Endometriosis is a fairly common condition that affects up to 10% of women. It is associated with pelvic pain and infertility. Pain is usually worse around the time of the menstrual period, and a sensation of deep pain may also be significant during intercourse. Infertility is usually caused by inflammation and scar tissue created by endometriosis around the Fallopian tubes and ovaries.
Testing: Diagnosis can only be made with laparoscopy. Transvaginal ultrasound may be helpful.
Treatment: For the treatment of infertility associated with endometriosis, IVF is generally the most successful treatment. However, laparoscopy and less aggressive treatments can be considered in milder cases. For pain associated with endometriosis, various medical treatments are also available, although most will not address infertility.

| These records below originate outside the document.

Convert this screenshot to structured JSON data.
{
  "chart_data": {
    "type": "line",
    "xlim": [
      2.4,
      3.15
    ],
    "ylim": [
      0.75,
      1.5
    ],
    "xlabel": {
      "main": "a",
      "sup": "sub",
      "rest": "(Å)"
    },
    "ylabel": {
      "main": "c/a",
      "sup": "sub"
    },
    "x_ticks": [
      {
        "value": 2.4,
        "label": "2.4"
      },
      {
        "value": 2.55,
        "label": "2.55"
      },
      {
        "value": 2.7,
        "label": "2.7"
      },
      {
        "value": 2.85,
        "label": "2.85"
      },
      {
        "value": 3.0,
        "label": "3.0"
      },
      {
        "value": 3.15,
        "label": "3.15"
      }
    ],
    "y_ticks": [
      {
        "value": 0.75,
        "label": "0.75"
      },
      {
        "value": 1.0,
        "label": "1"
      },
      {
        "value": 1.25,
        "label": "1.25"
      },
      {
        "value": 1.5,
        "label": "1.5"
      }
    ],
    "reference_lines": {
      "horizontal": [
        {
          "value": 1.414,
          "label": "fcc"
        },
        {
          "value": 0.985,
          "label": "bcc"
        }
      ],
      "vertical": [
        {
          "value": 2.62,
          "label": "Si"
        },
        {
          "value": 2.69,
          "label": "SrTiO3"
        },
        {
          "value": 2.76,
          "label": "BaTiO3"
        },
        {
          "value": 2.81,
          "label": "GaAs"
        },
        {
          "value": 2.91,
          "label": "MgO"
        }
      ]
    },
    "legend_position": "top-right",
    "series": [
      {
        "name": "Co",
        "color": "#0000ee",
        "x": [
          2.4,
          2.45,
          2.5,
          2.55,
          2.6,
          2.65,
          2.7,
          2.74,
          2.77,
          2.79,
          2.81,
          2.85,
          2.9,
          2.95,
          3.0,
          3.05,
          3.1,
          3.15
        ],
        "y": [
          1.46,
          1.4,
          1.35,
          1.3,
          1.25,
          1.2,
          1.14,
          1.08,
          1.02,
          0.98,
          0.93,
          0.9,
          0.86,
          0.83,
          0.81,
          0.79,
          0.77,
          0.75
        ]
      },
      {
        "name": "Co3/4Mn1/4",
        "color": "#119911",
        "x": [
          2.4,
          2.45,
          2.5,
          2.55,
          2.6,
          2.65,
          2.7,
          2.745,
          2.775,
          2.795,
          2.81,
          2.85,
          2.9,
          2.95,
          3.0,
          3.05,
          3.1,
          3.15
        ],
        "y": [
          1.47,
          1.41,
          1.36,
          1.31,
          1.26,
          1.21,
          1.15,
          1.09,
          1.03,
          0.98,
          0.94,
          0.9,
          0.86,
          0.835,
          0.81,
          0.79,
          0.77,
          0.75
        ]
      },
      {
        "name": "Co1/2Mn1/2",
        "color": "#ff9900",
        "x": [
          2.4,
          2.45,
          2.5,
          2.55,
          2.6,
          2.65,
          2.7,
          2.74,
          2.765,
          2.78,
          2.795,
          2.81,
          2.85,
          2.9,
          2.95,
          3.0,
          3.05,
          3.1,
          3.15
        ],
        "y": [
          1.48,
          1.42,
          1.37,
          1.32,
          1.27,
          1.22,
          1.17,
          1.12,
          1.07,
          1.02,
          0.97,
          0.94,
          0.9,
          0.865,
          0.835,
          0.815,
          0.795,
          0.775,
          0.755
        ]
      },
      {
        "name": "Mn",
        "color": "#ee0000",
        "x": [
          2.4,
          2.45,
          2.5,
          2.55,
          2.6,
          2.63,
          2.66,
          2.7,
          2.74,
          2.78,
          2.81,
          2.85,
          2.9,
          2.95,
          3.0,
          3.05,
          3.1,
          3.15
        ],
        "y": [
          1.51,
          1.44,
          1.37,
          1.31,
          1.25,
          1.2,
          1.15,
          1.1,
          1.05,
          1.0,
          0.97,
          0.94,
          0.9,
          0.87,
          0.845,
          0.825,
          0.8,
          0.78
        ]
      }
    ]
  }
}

The uterus can be affected by several problems that can prevent implantation of the embryo and increase the risk of miscarriage. Some of these problems can be congenital (anomalies of the structure or shape), while others can develop over time (polyps, fibroids, scar tissue, etc.). While these problems may be visible with various diagnostic tests, they may have no effect whatsoever on fertility.
Testing: Transvaginal ultrasound, hysterosalpingogram, and/or hysteroscopy.
Treatment: Surgery (usually hysteroscopy +/- laparoscopy), although not all problems can be fixed surgically.
Primary Ovarian Insufficiency (POI)
The average age of menopause is 50-51, but about 10% of women under the age of 40, and 1% under the age of 30 will go through early menopause. Women with POI experience a faster loss of eggs than is expected for their age. Occasionally, POI may be associated with other autoimmune diseases or previous chemotherapy treatments for cancer.
Testing: Blood tests (day 3 FSH/estradiol, AMH, genetics and other tests), transvaginal ultrasound.
Treatment: Premature menopause cannot be reversed, and most women with POI are unfortunately poor candidates for treatments with their own eggs such as IVF. Egg donation, however, offers a high probability of pregnancy. That said, 5-10% of women who appear to be in early menopause will conceive naturally.